= Joseph Barsalou (businessman) =

Canadian businessman and politician

Joseph Barsalou (5 December 1822 - 17 May 1897) was a businessman and politician from Montreal, Lower Canada.

==Biography==
Barsalou had an early beginning in business with an apprenticeship in auctioneering at the age of 15. He quickly advanced in business and by 1853 was a partner in Benning and Barsalou, an enterprise mainly in auctioneering with some activity in real estate. He went on to other business ventures and bought a company with two partners which became the Canadian Rubber Company (now Uniroyal), and was its first president. The core of his business activities was the soap factory he founded with his sons in 1875 at the corner of rue Durham (now rue Plessis) and Ste-Catherines, which licensed soap recipes and brand names from a number of firms over the years, including the Tête de Cheval brand and Savon Barsalou.

He was also involved in a number of other business ventures and owned, through his firm, at one time or another, many key properties in Montreal. He was a major figure in the Montreal business community in the late 19th century, and he financed or played a role in much of the industrial development of the city at that time.

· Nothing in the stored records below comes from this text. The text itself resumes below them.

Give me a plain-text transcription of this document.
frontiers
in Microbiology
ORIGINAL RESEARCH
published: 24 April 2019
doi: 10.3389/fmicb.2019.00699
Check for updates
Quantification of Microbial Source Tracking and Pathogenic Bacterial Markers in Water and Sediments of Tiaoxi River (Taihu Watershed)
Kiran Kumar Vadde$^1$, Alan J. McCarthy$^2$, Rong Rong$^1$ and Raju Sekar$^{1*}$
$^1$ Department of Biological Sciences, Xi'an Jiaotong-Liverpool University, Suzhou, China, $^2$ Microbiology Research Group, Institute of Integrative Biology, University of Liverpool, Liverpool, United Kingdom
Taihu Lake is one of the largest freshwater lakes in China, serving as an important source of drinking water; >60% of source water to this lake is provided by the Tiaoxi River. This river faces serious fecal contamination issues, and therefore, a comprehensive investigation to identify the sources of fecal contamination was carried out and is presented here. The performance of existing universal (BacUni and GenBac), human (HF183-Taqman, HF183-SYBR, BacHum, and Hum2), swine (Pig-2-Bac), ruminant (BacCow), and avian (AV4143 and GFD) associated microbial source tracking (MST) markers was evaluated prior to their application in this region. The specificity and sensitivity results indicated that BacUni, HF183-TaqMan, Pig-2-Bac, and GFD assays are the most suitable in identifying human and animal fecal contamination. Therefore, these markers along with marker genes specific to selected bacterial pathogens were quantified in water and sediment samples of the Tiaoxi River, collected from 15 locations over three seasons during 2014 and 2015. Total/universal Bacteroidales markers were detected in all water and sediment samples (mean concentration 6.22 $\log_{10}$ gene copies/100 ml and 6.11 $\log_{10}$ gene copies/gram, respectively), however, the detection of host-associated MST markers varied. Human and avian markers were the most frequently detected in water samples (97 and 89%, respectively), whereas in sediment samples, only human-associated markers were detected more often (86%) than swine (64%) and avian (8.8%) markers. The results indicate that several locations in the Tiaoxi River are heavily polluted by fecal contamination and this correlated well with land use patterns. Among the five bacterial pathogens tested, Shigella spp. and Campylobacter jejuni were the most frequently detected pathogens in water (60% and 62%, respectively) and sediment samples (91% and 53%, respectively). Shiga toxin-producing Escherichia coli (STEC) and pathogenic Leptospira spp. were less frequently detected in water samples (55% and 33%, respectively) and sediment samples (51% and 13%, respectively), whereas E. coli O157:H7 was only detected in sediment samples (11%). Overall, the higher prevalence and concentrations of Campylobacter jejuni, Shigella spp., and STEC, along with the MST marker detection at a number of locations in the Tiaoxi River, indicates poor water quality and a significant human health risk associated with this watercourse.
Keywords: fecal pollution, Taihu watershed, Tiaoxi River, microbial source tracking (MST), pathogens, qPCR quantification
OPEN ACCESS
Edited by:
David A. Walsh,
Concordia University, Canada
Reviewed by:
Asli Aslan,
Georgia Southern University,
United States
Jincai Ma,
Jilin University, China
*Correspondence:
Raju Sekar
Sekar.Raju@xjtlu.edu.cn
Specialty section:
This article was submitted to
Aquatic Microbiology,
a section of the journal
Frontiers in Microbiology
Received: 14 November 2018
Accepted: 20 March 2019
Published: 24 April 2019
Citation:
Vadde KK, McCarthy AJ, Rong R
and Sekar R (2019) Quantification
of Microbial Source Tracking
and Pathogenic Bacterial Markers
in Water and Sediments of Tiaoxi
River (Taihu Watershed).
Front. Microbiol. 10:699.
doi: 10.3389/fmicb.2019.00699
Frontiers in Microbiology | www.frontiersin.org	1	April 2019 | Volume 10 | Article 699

He participated in municipal politics in Montreal as well, running unsuccessfully for alderman in 1873 against Ferdinand David, and later playing a key role in the establishment of the city of Maisonneuve (now part of Mercier–Hochelaga-Maisonneuve), for which he was mayor from 1884 to 1889 and from 1890 to 1892.

Barsalou's daughter Hortense was married to Montreal mayor, Senator, and Conservative Party cabinet minister Alphonse Desjardins.